In order to prepare the shapes for longitudinal regression, the different time points must first be rigidly aligned. We do not have point correspondences between our shapes, so we use a Gaussian mixture model based tool called gmmreg to rigidly align the shapes.
We initially align the entire shape complex, rather than individual shapes, in order to preserve the spatial relationship between the anatomical structures. However, there was a small amount of translation and rotation remaining after this process that adversely impacts the growth estimation. To further align the shapes, we also register each shape individually across time.
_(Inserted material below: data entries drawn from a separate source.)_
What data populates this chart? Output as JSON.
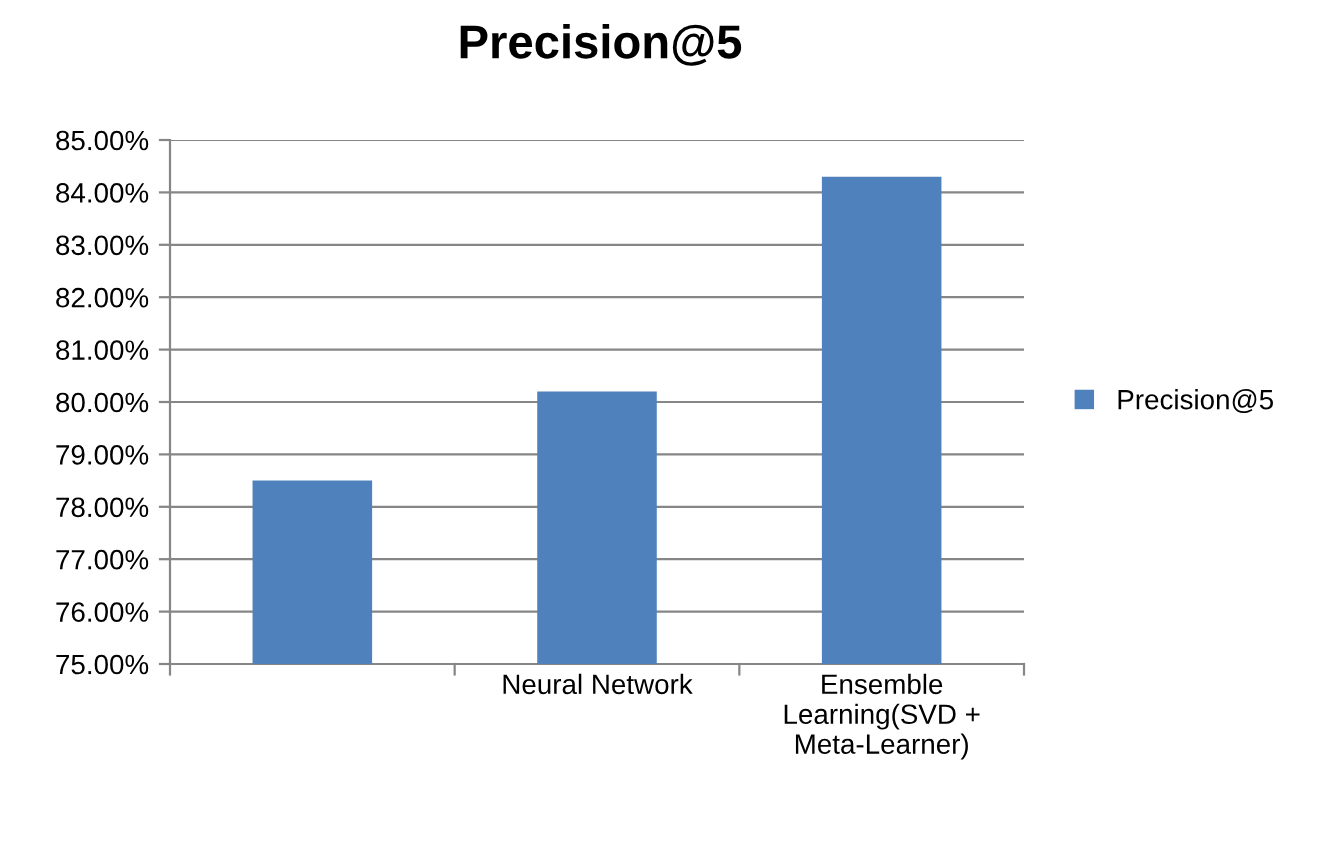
{
  "chart_data": {
    "type": "bar",
    "title": "Precision@5",
    "categories": [
      null,
      "Neural Network",
      "Ensemble Learning(SVD + Meta-Learner)"
    ],
    "series": [
      {
        "name": "Precision@5",
        "color": "#4f81bd",
        "values": [
          78.5,
          80.2,
          84.3
        ]
      }
    ],
    "ylim": [
      75,
      85
    ],
    "yticks": [
      {
        "value": 75,
        "label": "75.00%"
      },
      {
        "value": 76,
        "label": "76.00%"
      },
      {
        "value": 77,
        "label": "77.00%"
      },
      {
        "value": 78,
        "label": "78.00%"
      },
      {
        "value": 79,
        "label": "79.00%"
      },
      {
        "value": 80,
        "label": "80.00%"
      },
      {
        "value": 81,
        "label": "81.00%"
      },
      {
        "value": 82,
        "label": "82.00%"
      },
      {
        "value": 83,
        "label": "83.00%"
      },
      {
        "value": 84,
        "label": "84.00%"
      },
      {
        "value": 85,
        "label": "85.00%"
      }
    ],
    "grid": "y",
    "legend": "right"
  }
}
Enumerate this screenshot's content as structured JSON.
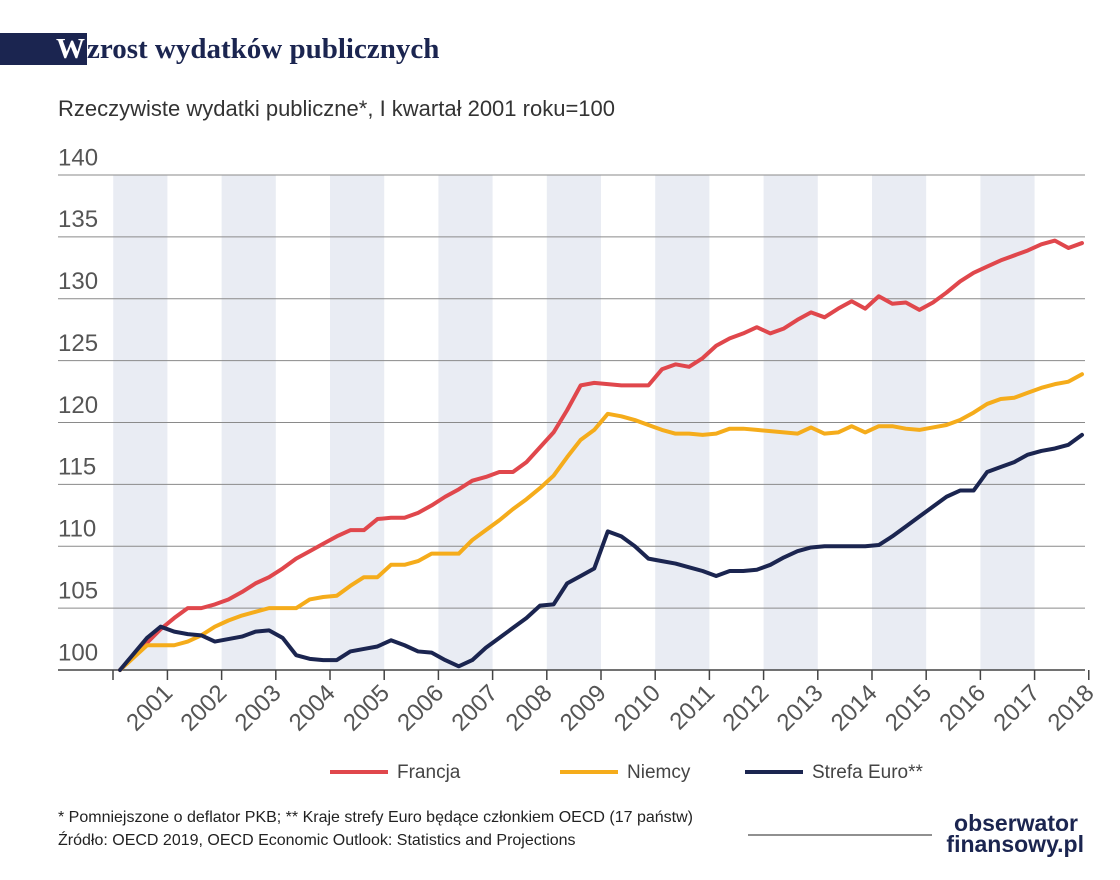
{
  "chart_data": {
    "type": "line",
    "title": "Wzrost wydatków publicznych",
    "subtitle": "Rzeczywiste wydatki publiczne*, I kwartał 2001 roku=100",
    "categories": [
      "2001",
      null,
      null,
      null,
      "2002",
      null,
      null,
      null,
      "2003",
      null,
      null,
      null,
      "2004",
      null,
      null,
      null,
      "2005",
      null,
      null,
      null,
      "2006",
      null,
      null,
      null,
      "2007",
      null,
      null,
      null,
      "2008",
      null,
      null,
      null,
      "2009",
      null,
      null,
      null,
      "2010",
      null,
      null,
      null,
      "2011",
      null,
      null,
      null,
      "2012",
      null,
      null,
      null,
      "2013",
      null,
      null,
      null,
      "2014",
      null,
      null,
      null,
      "2015",
      null,
      null,
      null,
      "2016",
      null,
      null,
      null,
      "2017",
      null,
      null,
      null,
      "2018",
      null,
      null,
      null
    ],
    "series": [
      {
        "name": "Francja",
        "color": "#e0474c",
        "values": [
          100,
          101.1,
          102.2,
          103.3,
          104.2,
          105,
          105,
          105.3,
          105.7,
          106.3,
          107,
          107.5,
          108.2,
          109,
          109.6,
          110.2,
          110.8,
          111.3,
          111.3,
          112.2,
          112.3,
          112.3,
          112.7,
          113.3,
          114,
          114.6,
          115.3,
          115.6,
          116,
          116,
          116.8,
          118,
          119.2,
          121,
          123,
          123.2,
          123.1,
          123,
          123,
          123,
          124.3,
          124.7,
          124.5,
          125.2,
          126.2,
          126.8,
          127.2,
          127.7,
          127.2,
          127.6,
          128.3,
          128.9,
          128.5,
          129.2,
          129.8,
          129.2,
          130.2,
          129.6,
          129.7,
          129.1,
          129.7,
          130.5,
          131.4,
          132.1,
          132.6,
          133.1,
          133.5,
          133.9,
          134.4,
          134.7,
          134.1,
          134.5
        ]
      },
      {
        "name": "Niemcy",
        "color": "#f5ac1b",
        "values": [
          100,
          101,
          102,
          102,
          102,
          102.3,
          102.8,
          103.5,
          104,
          104.4,
          104.7,
          105,
          105,
          105,
          105.7,
          105.9,
          106,
          106.8,
          107.5,
          107.5,
          108.5,
          108.5,
          108.8,
          109.4,
          109.4,
          109.4,
          110.5,
          111.3,
          112.1,
          113,
          113.8,
          114.7,
          115.7,
          117.2,
          118.6,
          119.4,
          120.7,
          120.5,
          120.2,
          119.8,
          119.4,
          119.1,
          119.1,
          119,
          119.1,
          119.5,
          119.5,
          119.4,
          119.3,
          119.2,
          119.1,
          119.6,
          119.1,
          119.2,
          119.7,
          119.2,
          119.7,
          119.7,
          119.5,
          119.4,
          119.6,
          119.8,
          120.2,
          120.8,
          121.5,
          121.9,
          122,
          122.4,
          122.8,
          123.1,
          123.3,
          123.9
        ]
      },
      {
        "name": "Strefa Euro**",
        "color": "#1b2550",
        "values": [
          100,
          101.3,
          102.6,
          103.5,
          103.1,
          102.9,
          102.8,
          102.3,
          102.5,
          102.7,
          103.1,
          103.2,
          102.6,
          101.2,
          100.9,
          100.8,
          100.8,
          101.5,
          101.7,
          101.9,
          102.4,
          102,
          101.5,
          101.4,
          100.8,
          100.3,
          100.8,
          101.8,
          102.6,
          103.4,
          104.2,
          105.2,
          105.3,
          107,
          107.6,
          108.2,
          111.2,
          110.8,
          110,
          109,
          108.8,
          108.6,
          108.3,
          108,
          107.6,
          108,
          108,
          108.1,
          108.5,
          109.1,
          109.6,
          109.9,
          110,
          110,
          110,
          110,
          110.1,
          110.8,
          111.6,
          112.4,
          113.2,
          114,
          114.5,
          114.5,
          116,
          116.4,
          116.8,
          117.4,
          117.7,
          117.9,
          118.2,
          119
        ]
      }
    ],
    "ylim": [
      100,
      140
    ],
    "yticks": [
      100,
      105,
      110,
      115,
      120,
      125,
      130,
      135,
      140
    ],
    "grid": true,
    "legend": "bottom",
    "footnote": "* Pomniejszone o deflator PKB;  ** Kraje strefy Euro będące członkiem OECD (17 państw)",
    "source": "Źródło: OECD 2019, OECD Economic Outlook: Statistics and Projections",
    "logo": [
      "obserwator",
      "finansowy.pl"
    ]
  }
}
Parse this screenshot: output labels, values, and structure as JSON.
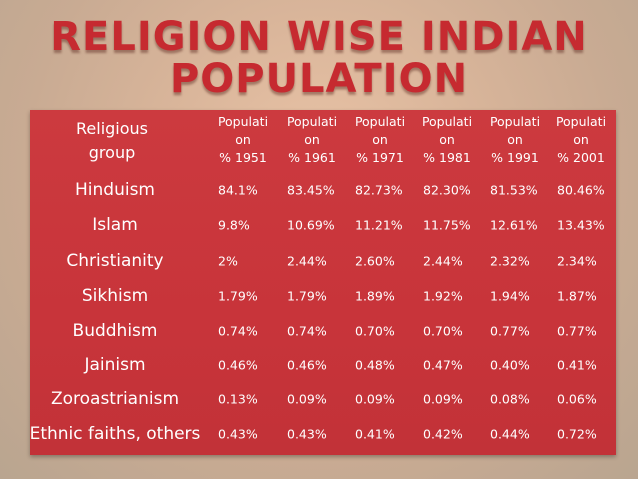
{
  "header": {
    "title_lines": [
      "RELIGION WISE INDIAN",
      "POPULATION"
    ]
  },
  "table": {
    "corner": "Religious group",
    "columns": [
      [
        "Populati",
        "on",
        "% 1951"
      ],
      [
        "Populati",
        "on",
        "% 1961"
      ],
      [
        "Populati",
        "on",
        "% 1971"
      ],
      [
        "Populati",
        "on",
        "% 1981"
      ],
      [
        "Populati",
        "on",
        "% 1991"
      ],
      [
        "Populati",
        "on",
        "% 2001"
      ]
    ],
    "rows": [
      [
        "Hinduism",
        "84.1%",
        "83.45%",
        "82.73%",
        "82.30%",
        "81.53%",
        "80.46%"
      ],
      [
        "Islam",
        "9.8%",
        "10.69%",
        "11.21%",
        "11.75%",
        "12.61%",
        "13.43%"
      ],
      [
        "Christianity",
        "2%",
        "2.44%",
        "2.60%",
        "2.44%",
        "2.32%",
        "2.34%"
      ],
      [
        "Sikhism",
        "1.79%",
        "1.79%",
        "1.89%",
        "1.92%",
        "1.94%",
        "1.87%"
      ],
      [
        "Buddhism",
        "0.74%",
        "0.74%",
        "0.70%",
        "0.70%",
        "0.77%",
        "0.77%"
      ],
      [
        "Jainism",
        "0.46%",
        "0.46%",
        "0.48%",
        "0.47%",
        "0.40%",
        "0.41%"
      ],
      [
        "Zoroastrianism",
        "0.13%",
        "0.09%",
        "0.09%",
        "0.09%",
        "0.08%",
        "0.06%"
      ],
      [
        "Ethnic faiths, others",
        "0.43%",
        "0.43%",
        "0.41%",
        "0.42%",
        "0.44%",
        "0.72%"
      ]
    ]
  }
}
Here, we estimate the continuous evolution of all 10 structures as a shape complex. We look for a global deformation which best deforms the baseline shapes to match the target shapes over time. We set the spatial extent at which the deformation varies to 10mm.
- Caudate volume decreases for all 6 subjects.
- Hippocampus volume decreases for 5 of 6 subjects.
- Typical changes are on the range of 5% to 10%
- Caudate volume decreases for 3 of 7 subjects.
- It is not uncommon to see a 10% decrease/increase in volume between time point in any given structure.
- We need to be very careful about the quality of the segmentations. The changes we are interested in detecting could potentially be of the same order as segmentation error.
- To improve the shape framework, we should estimate the baseline shape, which we currently assume is fixed.
- We still need to look for other potentially significant measurements, aside from volume.
- Fishbaugh, J., Durrleman, S., Gerig, G. A Framework for Longitudinal Data Analysis via Shape Regression . SPIE Medical Imaging 2012: Image Processing. Vol. 8314. (To appear)
- Fishbaugh, J., Durrleman, S., Gerig, G. Estimation of Smooth Growth Trajectories with Controlled Acceleration from Time Series Shape Data. Proc. of Medical Image Computing and Computer Assisted Intervention (MICCAI '11). September 2011.